Они стояли на вершине самого высокого косогора этой местности, усеянной неровностями, а перед ними находился почти отвесный утес.
– Косогор этот назван Бишер-Ридом потому, что лет пятьдесят назад какому-то капитану Бишеру, знаменитому спортсмену, вздумалось из-за пари перескочить через него верхом на чистокровной лошади, – сказал Артур Вальдзингам.
– И что же, он убился? – спросил майор Варней.
– Нет, но зато его лошадь погибла при скачке.
Майор расхохотался.
– Бедняжка! – произнес он. – Он поплатился лошадью!
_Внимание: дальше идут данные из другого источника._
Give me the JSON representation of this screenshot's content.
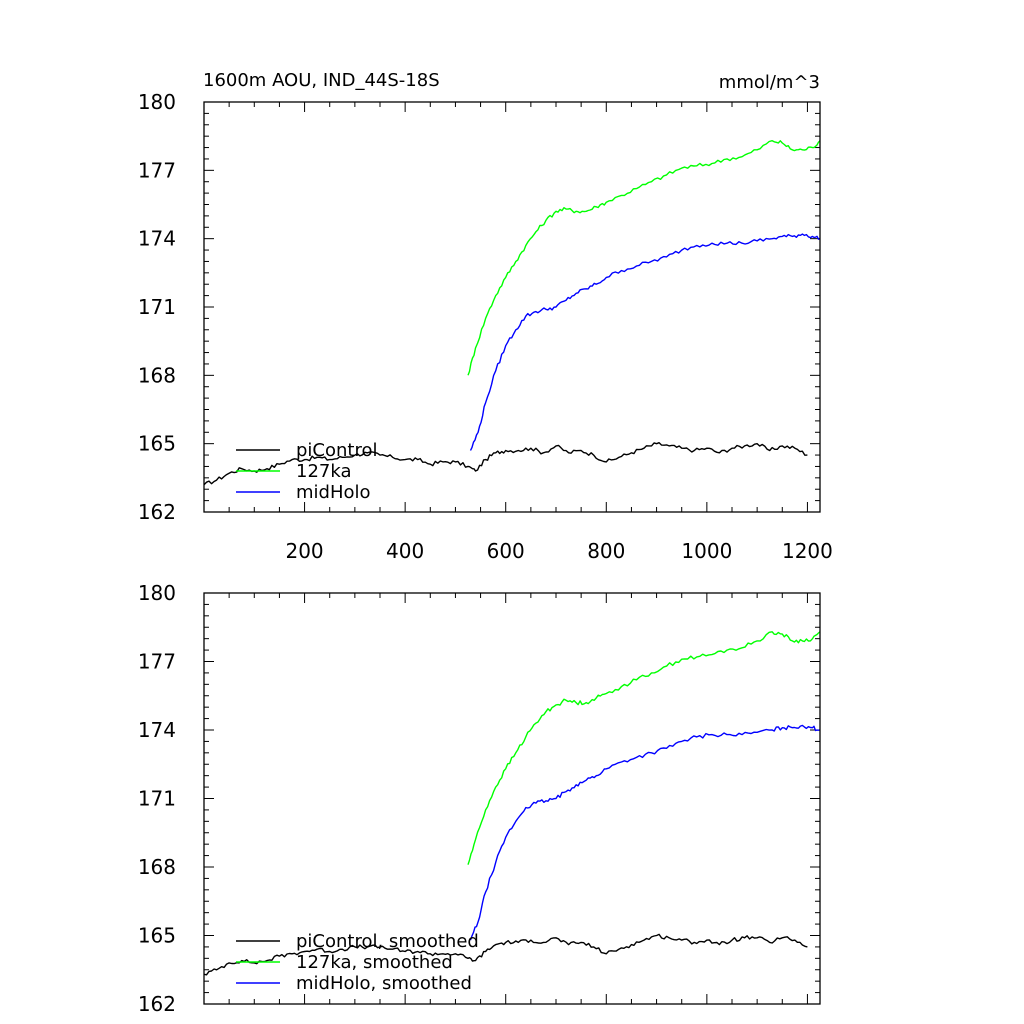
{
  "chart_data": [
    {
      "type": "line",
      "title": "1600m AOU, IND_44S-18S",
      "units": "mmol/m^3",
      "xlim": [
        0,
        1225
      ],
      "ylim": [
        162,
        180
      ],
      "xticks": [
        200,
        400,
        600,
        800,
        1000,
        1200
      ],
      "xtick_labels": [
        "200",
        "400",
        "600",
        "800",
        "1000",
        "1200"
      ],
      "yticks": [
        162,
        165,
        168,
        171,
        174,
        177,
        180
      ],
      "ytick_labels": [
        "162",
        "165",
        "168",
        "171",
        "174",
        "177",
        "180"
      ],
      "grid": false,
      "legend_position": "bottom-left",
      "series": [
        {
          "name": "piControl",
          "color": "#000000",
          "x": [
            0,
            25,
            50,
            75,
            100,
            125,
            150,
            175,
            200,
            225,
            250,
            275,
            300,
            325,
            350,
            375,
            400,
            425,
            450,
            475,
            500,
            525,
            540,
            560,
            580,
            600,
            625,
            650,
            675,
            700,
            725,
            750,
            775,
            800,
            825,
            850,
            875,
            900,
            925,
            950,
            975,
            1000,
            1025,
            1050,
            1075,
            1100,
            1125,
            1150,
            1175,
            1200
          ],
          "y": [
            163.2,
            163.4,
            163.7,
            163.9,
            163.8,
            163.9,
            164.1,
            164.3,
            164.3,
            164.4,
            164.3,
            164.4,
            164.5,
            164.6,
            164.5,
            164.4,
            164.3,
            164.3,
            164.1,
            164.2,
            164.2,
            164.0,
            163.8,
            164.3,
            164.6,
            164.7,
            164.7,
            164.8,
            164.6,
            164.9,
            164.6,
            164.7,
            164.5,
            164.2,
            164.4,
            164.6,
            164.8,
            165.0,
            164.9,
            164.8,
            164.7,
            164.8,
            164.6,
            164.8,
            164.9,
            165.0,
            164.7,
            164.9,
            164.8,
            164.5
          ]
        },
        {
          "name": "127ka",
          "color": "#00ff00",
          "x": [
            525,
            540,
            560,
            580,
            600,
            620,
            640,
            660,
            680,
            700,
            720,
            740,
            760,
            780,
            800,
            830,
            860,
            890,
            920,
            950,
            980,
            1010,
            1040,
            1070,
            1100,
            1130,
            1150,
            1170,
            1190,
            1210,
            1225
          ],
          "y": [
            168.0,
            169.2,
            170.5,
            171.5,
            172.3,
            173.0,
            173.7,
            174.3,
            174.8,
            175.2,
            175.3,
            175.2,
            175.2,
            175.4,
            175.6,
            175.9,
            176.2,
            176.5,
            176.8,
            177.1,
            177.2,
            177.3,
            177.5,
            177.6,
            177.9,
            178.3,
            178.2,
            177.9,
            177.9,
            178.0,
            178.3
          ]
        },
        {
          "name": "midHolo",
          "color": "#0000ff",
          "x": [
            530,
            545,
            560,
            580,
            600,
            620,
            640,
            660,
            680,
            700,
            720,
            740,
            760,
            780,
            800,
            830,
            860,
            890,
            920,
            950,
            980,
            1010,
            1040,
            1070,
            1100,
            1130,
            1150,
            1170,
            1190,
            1210,
            1225
          ],
          "y": [
            164.7,
            165.5,
            166.8,
            168.2,
            169.3,
            170.0,
            170.6,
            170.8,
            170.9,
            171.0,
            171.3,
            171.6,
            171.8,
            172.0,
            172.3,
            172.6,
            172.8,
            173.0,
            173.2,
            173.5,
            173.7,
            173.8,
            173.8,
            173.8,
            173.9,
            174.0,
            174.1,
            174.1,
            174.2,
            174.1,
            174.0
          ]
        }
      ]
    },
    {
      "type": "line",
      "title": "",
      "units": "",
      "xlim": [
        0,
        1225
      ],
      "ylim": [
        162,
        180
      ],
      "xticks": [
        200,
        400,
        600,
        800,
        1000,
        1200
      ],
      "yticks": [
        162,
        165,
        168,
        171,
        174,
        177,
        180
      ],
      "ytick_labels": [
        "162",
        "165",
        "168",
        "171",
        "174",
        "177",
        "180"
      ],
      "grid": false,
      "legend_position": "bottom-left",
      "series": [
        {
          "name": "piControl, smoothed",
          "color": "#000000",
          "x": [
            0,
            25,
            50,
            75,
            100,
            125,
            150,
            175,
            200,
            225,
            250,
            275,
            300,
            325,
            350,
            375,
            400,
            425,
            450,
            475,
            500,
            525,
            540,
            560,
            580,
            600,
            625,
            650,
            675,
            700,
            725,
            750,
            775,
            800,
            825,
            850,
            875,
            900,
            925,
            950,
            975,
            1000,
            1025,
            1050,
            1075,
            1100,
            1125,
            1150,
            1175,
            1200
          ],
          "y": [
            163.3,
            163.5,
            163.8,
            163.9,
            163.8,
            163.9,
            164.1,
            164.2,
            164.3,
            164.4,
            164.3,
            164.4,
            164.5,
            164.5,
            164.5,
            164.4,
            164.3,
            164.3,
            164.2,
            164.2,
            164.2,
            164.0,
            163.9,
            164.3,
            164.6,
            164.7,
            164.7,
            164.8,
            164.7,
            164.9,
            164.6,
            164.7,
            164.5,
            164.2,
            164.4,
            164.6,
            164.8,
            165.0,
            164.9,
            164.8,
            164.7,
            164.8,
            164.6,
            164.8,
            164.9,
            164.9,
            164.7,
            164.9,
            164.8,
            164.5
          ]
        },
        {
          "name": "127ka, smoothed",
          "color": "#00ff00",
          "x": [
            525,
            540,
            560,
            580,
            600,
            620,
            640,
            660,
            680,
            700,
            720,
            740,
            760,
            780,
            800,
            830,
            860,
            890,
            920,
            950,
            980,
            1010,
            1040,
            1070,
            1100,
            1130,
            1150,
            1170,
            1190,
            1210,
            1225
          ],
          "y": [
            168.1,
            169.2,
            170.5,
            171.5,
            172.3,
            173.0,
            173.7,
            174.3,
            174.8,
            175.1,
            175.3,
            175.2,
            175.2,
            175.4,
            175.6,
            175.9,
            176.2,
            176.5,
            176.8,
            177.1,
            177.2,
            177.3,
            177.5,
            177.6,
            177.9,
            178.3,
            178.2,
            177.9,
            177.9,
            178.0,
            178.3
          ]
        },
        {
          "name": "midHolo, smoothed",
          "color": "#0000ff",
          "x": [
            530,
            545,
            560,
            580,
            600,
            620,
            640,
            660,
            680,
            700,
            720,
            740,
            760,
            780,
            800,
            830,
            860,
            890,
            920,
            950,
            980,
            1010,
            1040,
            1070,
            1100,
            1130,
            1150,
            1170,
            1190,
            1210,
            1225
          ],
          "y": [
            164.8,
            165.6,
            166.9,
            168.2,
            169.3,
            170.0,
            170.6,
            170.8,
            170.9,
            171.0,
            171.3,
            171.6,
            171.8,
            172.0,
            172.3,
            172.6,
            172.8,
            173.0,
            173.2,
            173.5,
            173.7,
            173.8,
            173.8,
            173.8,
            173.9,
            174.0,
            174.1,
            174.1,
            174.2,
            174.1,
            174.0
          ]
        }
      ]
    }
  ]
}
И никто не последовал потом его примеру?
– Должно быть, что никто!
Сэр Руперт Лисль прислушивался с напряженным вниманием к этому разговору.
– Я хочу подняться туда, – сказал он, указывая на крутизну.
Капитан отошел в сторону и кинулся на пожелтевшую траву.
– Что за идея, баронет! – возразил майор. – У вас не хватит смелости, – добавил он, смеясь. – Вы можете не быть таким жалким трусом, каким оказался Джеймс Арнольд, но все-таки едва ли вы настолько отважны, чтобы переехать галопом Бишер-Рид. Клянусь честью, что это вполне невероятно!
Упорство было наследственной чертой в доме Лисль и часто заставляло членов этой семьи совершать такие ненормальные подвиги, на которые не отважился бы самый храбрый из храбрых. Подобная настойчивость в исполнении задуманного приводит часто к более блестящим результатам, чем дерзкая отвага. Сэр Руперт был настоящим Лислем, по своему апатичному, вялому, но упрямому характеру.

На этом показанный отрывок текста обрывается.